Baseball On My Brain


This is what happens when my Sunday paper doesn’t get delivered (and my team has the worst record in MLB)
May 27, 2008, 7:40 pm
Filed under: Uncategorized | Tags: , , , ,

If my New York Times delivery person is reading this, I hope that you are OK. You didn’t deliver my Sunday NY Times, and I was just about to be OK with it until someone forwarded me this link. Luckily the NY Times makes their articles available online, so I can work around it. But I don’t want to wish you ill if something truly bad happened to you that prevented my paper from showing up in my driveway. But if you just forgot, didn’t care, or otherwise neglected your duties, know that I am not happy and am thinking ill thoughts about you.

Which segues us nicely into my point – Francis X. Clines wrote the aforelinked piece regarding booing your home team, which right this minute I feel like doing until I go hoarse.

But is that the way to behave? Or is the boo in baseball meant to be heard in other ways?

Booing certainly doesn’t seem like the highest class of behaviors. I don’t feel like a better person on the occasions I boo; it’s almost a relief mechanism for a physical discomfort.

Still – I don’t feel that justifies the act. I don’t belch in public, something to which I equate booing. I just don’t think it’s classy or becoming of a decent member of society. Nor is it a good impression to cast on other people as something that’s OK to do in a public setting.

Yet it seems to be more and more common as Mr. Clines points out – even to the point where fans are booing their own players.

Mr. Clines makes a valid call to Gil Hodges and the undying love of Brooklyn Dodgers fans whose team subsequently left them for the greener pastures of southern California.

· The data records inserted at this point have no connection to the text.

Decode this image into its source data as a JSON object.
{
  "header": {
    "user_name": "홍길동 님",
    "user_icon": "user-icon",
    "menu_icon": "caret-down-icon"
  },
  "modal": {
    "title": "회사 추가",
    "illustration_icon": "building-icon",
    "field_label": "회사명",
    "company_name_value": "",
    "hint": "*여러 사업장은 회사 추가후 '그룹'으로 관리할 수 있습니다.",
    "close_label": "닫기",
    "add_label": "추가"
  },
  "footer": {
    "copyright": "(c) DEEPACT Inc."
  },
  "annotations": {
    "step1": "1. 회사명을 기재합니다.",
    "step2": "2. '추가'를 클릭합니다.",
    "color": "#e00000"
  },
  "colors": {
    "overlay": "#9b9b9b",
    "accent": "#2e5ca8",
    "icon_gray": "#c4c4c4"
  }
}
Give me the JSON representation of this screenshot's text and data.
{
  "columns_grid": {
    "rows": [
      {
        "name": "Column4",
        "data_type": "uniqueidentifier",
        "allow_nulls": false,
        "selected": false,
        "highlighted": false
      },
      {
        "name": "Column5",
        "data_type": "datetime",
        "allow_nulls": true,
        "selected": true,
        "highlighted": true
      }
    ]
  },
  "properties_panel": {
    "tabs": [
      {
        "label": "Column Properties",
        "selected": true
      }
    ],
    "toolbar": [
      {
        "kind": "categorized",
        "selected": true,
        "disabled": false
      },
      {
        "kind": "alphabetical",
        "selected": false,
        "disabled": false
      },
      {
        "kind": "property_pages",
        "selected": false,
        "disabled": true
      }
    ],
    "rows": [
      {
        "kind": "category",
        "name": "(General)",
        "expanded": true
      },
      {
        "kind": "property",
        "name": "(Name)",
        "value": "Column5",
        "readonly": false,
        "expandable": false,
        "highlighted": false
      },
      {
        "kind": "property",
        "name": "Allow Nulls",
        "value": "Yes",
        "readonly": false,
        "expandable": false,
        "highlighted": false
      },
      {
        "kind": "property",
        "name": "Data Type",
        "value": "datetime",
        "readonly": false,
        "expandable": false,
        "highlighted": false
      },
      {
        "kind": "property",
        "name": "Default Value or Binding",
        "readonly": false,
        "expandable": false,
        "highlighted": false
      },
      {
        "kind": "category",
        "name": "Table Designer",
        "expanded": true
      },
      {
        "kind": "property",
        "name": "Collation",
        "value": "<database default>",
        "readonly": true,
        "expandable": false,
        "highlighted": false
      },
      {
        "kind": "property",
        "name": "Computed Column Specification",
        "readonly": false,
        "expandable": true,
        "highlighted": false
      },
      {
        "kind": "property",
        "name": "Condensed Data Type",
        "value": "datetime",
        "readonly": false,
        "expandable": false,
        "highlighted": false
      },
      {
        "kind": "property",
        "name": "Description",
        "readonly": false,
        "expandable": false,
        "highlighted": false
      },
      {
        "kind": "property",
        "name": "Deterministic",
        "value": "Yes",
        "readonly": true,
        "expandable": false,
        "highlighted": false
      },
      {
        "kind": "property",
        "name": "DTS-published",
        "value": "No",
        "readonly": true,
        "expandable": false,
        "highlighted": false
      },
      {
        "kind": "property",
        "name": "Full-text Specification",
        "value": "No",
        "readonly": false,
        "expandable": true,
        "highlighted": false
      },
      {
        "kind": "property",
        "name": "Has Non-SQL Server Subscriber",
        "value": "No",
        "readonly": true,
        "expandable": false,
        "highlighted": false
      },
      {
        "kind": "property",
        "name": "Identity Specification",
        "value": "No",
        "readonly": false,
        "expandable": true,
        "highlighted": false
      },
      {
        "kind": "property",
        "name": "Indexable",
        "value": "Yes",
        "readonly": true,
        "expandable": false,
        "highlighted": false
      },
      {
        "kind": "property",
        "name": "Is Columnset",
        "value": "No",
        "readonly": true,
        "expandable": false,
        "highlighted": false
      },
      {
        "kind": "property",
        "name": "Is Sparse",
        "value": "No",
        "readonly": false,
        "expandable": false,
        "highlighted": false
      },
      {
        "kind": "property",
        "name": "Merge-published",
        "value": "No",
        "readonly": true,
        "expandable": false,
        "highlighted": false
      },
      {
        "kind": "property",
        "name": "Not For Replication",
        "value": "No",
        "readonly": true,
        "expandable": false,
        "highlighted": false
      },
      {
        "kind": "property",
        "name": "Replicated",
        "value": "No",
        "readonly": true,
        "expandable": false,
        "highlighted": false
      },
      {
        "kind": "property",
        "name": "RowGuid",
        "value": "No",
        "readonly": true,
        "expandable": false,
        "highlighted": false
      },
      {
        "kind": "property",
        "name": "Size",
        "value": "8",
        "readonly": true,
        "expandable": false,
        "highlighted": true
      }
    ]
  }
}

But would Hodges be as loved if he was on his third team in 6 years? If he was making $15 million, hitting .200 with limited power and on a sub .500 team? Would the family of four who dropped $80-$200 on tickets, plus another $100 in related expenses still cheer him on after sitting in traffic for an hour?

What about the season ticket holder who has already forked over a couple thousand dollars? Would he or she be first in line to buy a Hodges t-shirt, let alone stand up and clap for a sub-par performance?

Some argue that booing is part of the package that comes with the price of admission. Some say it’s part of the experience; part of the emotional roller coaster that sports becomes. You cheer, you boo; you laugh, you cry.

Maybe it’s my passive-aggressive Scandinavian nature or my Northwest upbringing that has inhibited my desire to boo. I’m not a rip-roaring fan; I don’t lead cheers, I don’t start the wave – if anything, I try any shut it down. I’ll stand and applaud a home run, although I’m more inclined to hoot and/or holler for a nice defensive play. And while I have booed players here and there (Matt Thornton comes to mind) – I certainly wouldn’t call it part of my normal repertoire.

But to boo one’s own? That’s where the problem – and dare I say disconnect – comes in to play. These players aren’t my own; at least not when they’re losing. I’m already disconnected enough from guys who are earning the league minimum of $390,000, let alone those who are earning eight-figure salaries to play this wonderful game of baseball. I’d venture to say I don’t even want to connect with these guys, despite the commercials, TV specials and in-stadium video board features that try and expose me to the members of the hometown club. Knowing what they order at Starbucks or who their favorite actress is really doesn’t make me cheer for them any louder when they’re down by four in the first inning.

Now I know that I’m in the minority along with Mr. Clines. I don’t care for the dancing groundskeepers, the kiss cam or the t-shirt toss – it does nothing to enhance my fundamental experience at the game. There’s only one thing that does – winning.

But my lust for winning doesn’t have to come at the expense of bad behavior – particularly along the lines of the fans that boo their hometown players, then cheer for them upon a success, only to boo them again for not giving them the curtain call they ask for. That is selfish and condescending – stemming from an attempt to control those who have gotten out of the realm of our understanding. We have no power over them and even less relation to them, so a mean-spirited boo or a come hither round of cheers may just be our attempt to exert some level of control.

No matter how much I pay, or how early I camped out to get the autograph that never happened, there is no entitlement that comes with going to a baseball game, other than to be free of such poor behavior by those with whom I share the experience.